Little is certain about the health implications of long-term exposure to LED lighting, but the proliferation of phosphor-coated white LEDs in everyday applications has sparked a renewed interest in research. Recent investigations have centered on the spike in the short-wavelength blue region of LEDs’ spectral power distributions (SPDs). Studies in disciplines outside of lighting have linked exposure to everything from circadian disruption to blue-light hazard, the latter of which this article will focus on. But should the general population be alarmed? Not really, say the lighting experts.
The Hazards of Blue Light
Blue-light hazard was discovered in the field of occupational health and safety in the 1970s, predating the invention of white LEDs. The term describes the acute photochemical damage to the retina caused by “staring at an intense light source,” such as a welding arc or the sun, says David Sliney, chairman of the IES Photobiology Committee.
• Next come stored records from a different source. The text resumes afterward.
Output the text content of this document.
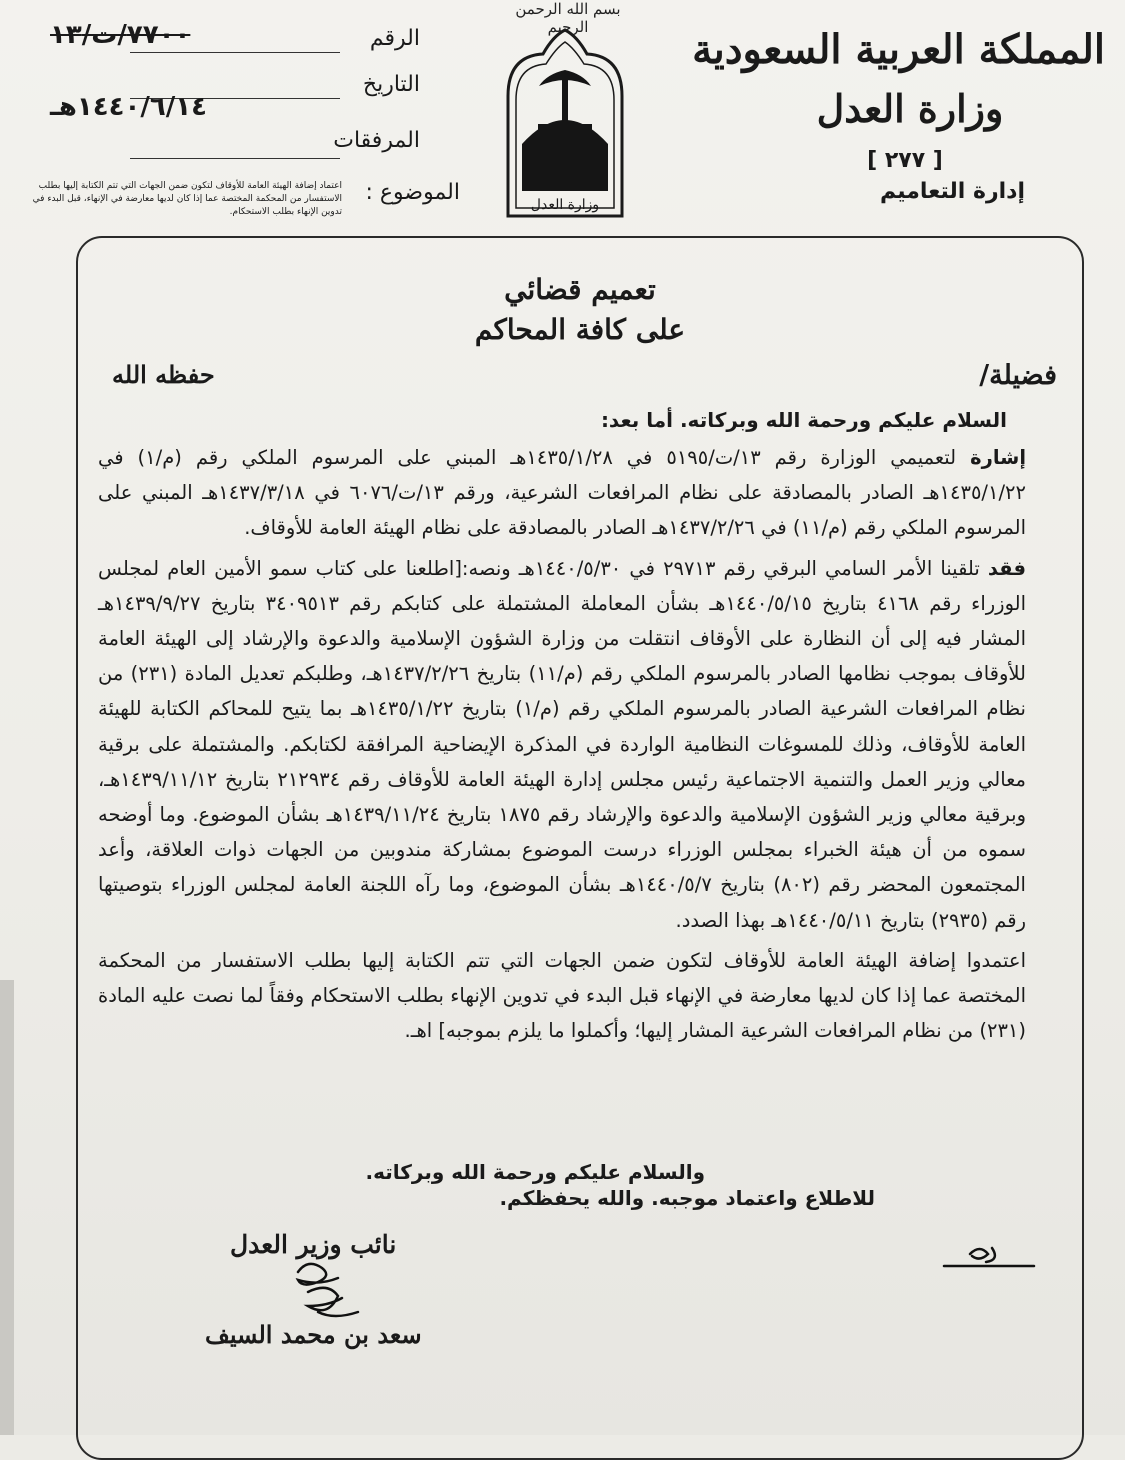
بسم الله الرحمن الرحيم	المملكة العربية السعودية
وزارة العدل
[ ٢٧٧ ]
إدارة التعاميم
وزارة العدل
الرقم
٧٧٠٠/ت/١٣
التاريخ
١٤٤٠/٦/١٤هـ
المرفقات
الموضوع :
اعتماد إضافة الهيئة العامة للأوقاف لتكون ضمن الجهات التي تتم الكتابة إليها بطلب الاستفسار من المحكمة المختصة عما إذا كان لديها معارضة في الإنهاء، قبل البدء في تدوين الإنهاء بطلب الاستحكام.
تعميم قضائي
على كافة المحاكم
فضيلة/
حفظه الله
السلام عليكم ورحمة الله وبركاته. أما بعد:

إشارة لتعميمي الوزارة رقم ١٣/ت/٥١٩٥ في ١٤٣٥/١/٢٨هـ المبني على المرسوم الملكي رقم (م/١) في ١٤٣٥/١/٢٢هـ الصادر بالمصادقة على نظام المرافعات الشرعية، ورقم ١٣/ت/٦٠٧٦ في ١٤٣٧/٣/١٨هـ المبني على المرسوم الملكي رقم (م/١١) في ١٤٣٧/٢/٢٦هـ الصادر بالمصادقة على نظام الهيئة العامة للأوقاف.

فقد تلقينا الأمر السامي البرقي رقم ٢٩٧١٣ في ١٤٤٠/٥/٣٠هـ ونصه:[اطلعنا على كتاب سمو الأمين العام لمجلس الوزراء رقم ٤١٦٨ بتاريخ ١٤٤٠/٥/١٥هـ بشأن المعاملة المشتملة على كتابكم رقم ٣٤٠٩٥١٣ بتاريخ ١٤٣٩/٩/٢٧هـ المشار فيه إلى أن النظارة على الأوقاف انتقلت من وزارة الشؤون الإسلامية والدعوة والإرشاد إلى الهيئة العامة للأوقاف بموجب نظامها الصادر بالمرسوم الملكي رقم (م/١١) بتاريخ ١٤٣٧/٢/٢٦هـ، وطلبكم تعديل المادة (٢٣١) من نظام المرافعات الشرعية الصادر بالمرسوم الملكي رقم (م/١) بتاريخ ١٤٣٥/١/٢٢هـ بما يتيح للمحاكم الكتابة للهيئة العامة للأوقاف، وذلك للمسوغات النظامية الواردة في المذكرة الإيضاحية المرافقة لكتابكم. والمشتملة على برقية معالي وزير العمل والتنمية الاجتماعية رئيس مجلس إدارة الهيئة العامة للأوقاف رقم ٢١٢٩٣٤ بتاريخ ١٤٣٩/١١/١٢هـ، وبرقية معالي وزير الشؤون الإسلامية والدعوة والإرشاد رقم ١٨٧٥ بتاريخ ١٤٣٩/١١/٢٤هـ بشأن الموضوع. وما أوضحه سموه من أن هيئة الخبراء بمجلس الوزراء درست الموضوع بمشاركة مندوبين من الجهات ذوات العلاقة، وأعد المجتمعون المحضر رقم (٨٠٢) بتاريخ ١٤٤٠/٥/٧هـ بشأن الموضوع، وما رآه اللجنة العامة لمجلس الوزراء بتوصيتها رقم (٢٩٣٥) بتاريخ ١٤٤٠/٥/١١هـ بهذا الصدد.

اعتمدوا إضافة الهيئة العامة للأوقاف لتكون ضمن الجهات التي تتم الكتابة إليها بطلب الاستفسار من المحكمة المختصة عما إذا كان لديها معارضة في الإنهاء قبل البدء في تدوين الإنهاء بطلب الاستحكام وفقاً لما نصت عليه المادة (٢٣١) من نظام المرافعات الشرعية المشار إليها؛ وأكملوا ما يلزم بموجبه] اهـ.

والسلام عليكم ورحمة الله وبركاته.
للاطلاع واعتماد موجبه. والله يحفظكم.
نائب وزير العدل
سعد بن محمد السيف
The radiation absorbed by the retina unleashes a series of chemical reactions that can lead to retinal inflammation, cell death, and white lesions within a day or two of exposure.
Research conducted over the last 40 years in medical academia has connected these phototoxic responses to short-wavelength radiation in the range of 400 to 500 nanometers—with a peak around 440 nanometers—prompting speculation about the safety of blue-rich light sources used in general illumination. Fluorescent sources also faced scrutiny for the blue peak in their SPDs, but as John Bullough, director of the Transportation and Safety Lighting Programs at the Lighting Research Center (LRC) in Troy, N.Y., explained in the Journal of the Illuminating Engineering Society in 2000, their low luminance makes any potential for risk of blue-light hazard “negligible.”